2°) de rétablir ses droits à l’aide personnelle au logement et au revenu de solidarité active et de lui reverser les sommes qui ont été retenues ;

3°) de mettre fin au harcèlement de la Caisse d’allocation familiale de Seine-et-Marne.

Il soutient que :
- il a toujours résidé en France ;
- il a le droit de transférer l’allocation résultant du revenu de solidarité active à sa mère, afin de le soustraire aux huissiers de justice ;
- il est représenté par Me Boujnah qui a été désigné le 21 mai 2025 par le bâtonnier dans le cadre de l’aide juridictionnelle.

Vu les autres pièces du dossier.

Vu le code de justice administrative.

La présidente du tribunal a désigné M. Vérisson, premier conseiller, en application de l’article L. 511-2 du code de justice administrative, pour statuer en matière de référés.


Considérant ce qui suit :

D’une part, aux termes de l’article L. 511-1 du code de justice administrative : « Le juge des référés statue par des mesures qui présentent un caractère provisoire.
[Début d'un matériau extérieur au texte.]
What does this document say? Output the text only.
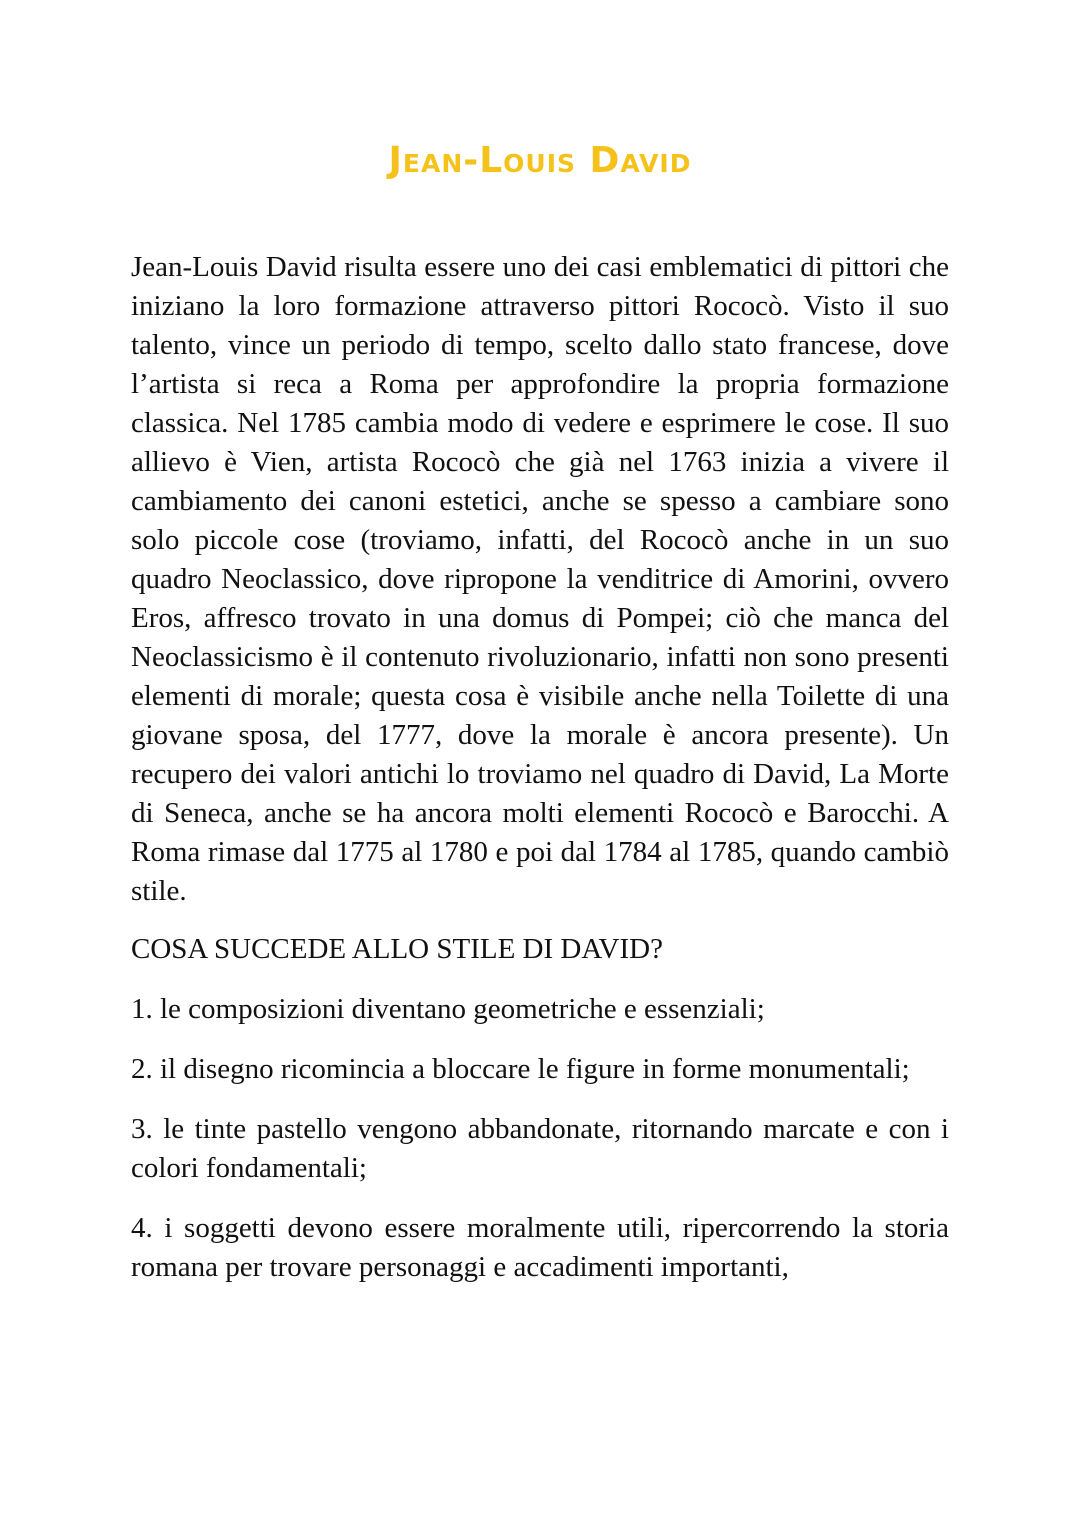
Jean-Louis David

Jean-Louis David risulta essere uno dei casi emblematici di pittori che iniziano la loro formazione attraverso pittori Rococò. Visto il suo talento, vince un periodo di tempo, scelto dallo stato francese, dove l’artista si reca a Roma per approfondire la propria formazione classica. Nel 1785 cambia modo di vedere e esprimere le cose. Il suo allievo è Vien, artista Rococò che già nel 1763 inizia a vivere il cambiamento dei canoni estetici, anche se spesso a cambiare sono solo piccole cose (troviamo, infatti, del Rococò anche in un suo quadro Neoclassico, dove ripropone la venditrice di Amorini, ovvero Eros, affresco trovato in una domus di Pompei; ciò che manca del Neoclassicismo è il contenuto rivoluzionario, infatti non sono presenti elementi di morale; questa cosa è visibile anche nella Toilette di una giovane sposa, del 1777, dove la morale è ancora presente). Un recupero dei valori antichi lo troviamo nel quadro di David, La Morte di Seneca, anche se ha ancora molti elementi Rococò e Barocchi. A Roma rimase dal 1775 al 1780 e poi dal 1784 al 1785, quando cambiò stile.

COSA SUCCEDE ALLO STILE DI DAVID?

1. le composizioni diventano geometriche e essenziali;

2. il disegno ricomincia a bloccare le figure in forme monumentali;

3. le tinte pastello vengono abbandonate, ritornando marcate e con i colori fondamentali;

4. i soggetti devono essere moralmente utili, ripercorrendo la storia romana per trovare personaggi e accadimenti importanti,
Il n'est pas saisi du principal et se prononce dans les meilleurs délais ». L’article L. 521-1 du même code précise que : « Quand une décision administrative, même de rejet, fait l'objet d'une requête en annulation ou en réformation, le juge des référés, saisi d'une demande en ce sens, peut ordonner la suspension de l'exécution de cette décision, ou de certains de ses effets, lorsque l'urgence le justifie et qu'il est fait état d'un moyen propre à créer, en l'état de l'instruction, un doute sérieux quant à la légalité de la décision (…) ».

D’autre part, aux termes de l’article R. 522-1 du même code : « La requête visant au prononcé de mesures d'urgence doit contenir l'exposé au moins sommaire des faits et moyens et justifier de l'urgence de l'affaire. / A peine d'irrecevabilité, les conclusions tendant à la suspension d'une décision administrative ou de certains de ses effets doivent être présentées par requête distincte de la requête à fin d'annulation ou de réformation et accompagnées d'une copie de cette dernière ».

Enfin, en vertu de l’article L. 522-3 du même code, le juge des référés peut, par une ordonnance motivée, rejeter une requête sans instruction ni audience lorsque la condition d’urgence n’est pas remplie ou lorsqu’il apparaît manifeste, au vu de la demande, que celle-ci ne relève pas de la compétence de la juridiction administrative, qu’elle est irrecevable ou qu’elle est mal fondée.

Les demandes présentées par M. B..., qui ne précisent d’ailleurs aucun fondement et tendent à l’annulation de la totalité de ses dettes détenues par la Caisse d’allocation familiale de Seine-et-Marne, au rétablissement de ses droits à l’aide personnelle au logement et au revenu de solidarité active, au reversement des sommes qui ont été retenues et à ce qu’il soit mis fin au harcèlement de la Caisse d’allocation familiale de Seine-et-Marne, ne relèvent manifestement pas de l’office du juge des référés du tribunal administratif. Dans ces conditions, les conclusions de M. B... sont manifestement irrecevables et ne peuvent qu’être rejetées.


O R D O N N E :


Article 1er : La requête de M. B... est rejetée.

Article 2 : La présente ordonnance sera notifiée à M. A... B....

Fait à Melun, le 3 mars 2026.

Le juge des référés,



Signé : D. Vérisson

La République mande et ordonne à la ministre de la santé, des familles, de l’autonomie et des personnes handicapées, en ce qui la concerne, ou à tous commissaires de justice à ce requis en ce qui concerne les voies de droit commun contre les parties privées, de pourvoir à l’exécution de la présente décision.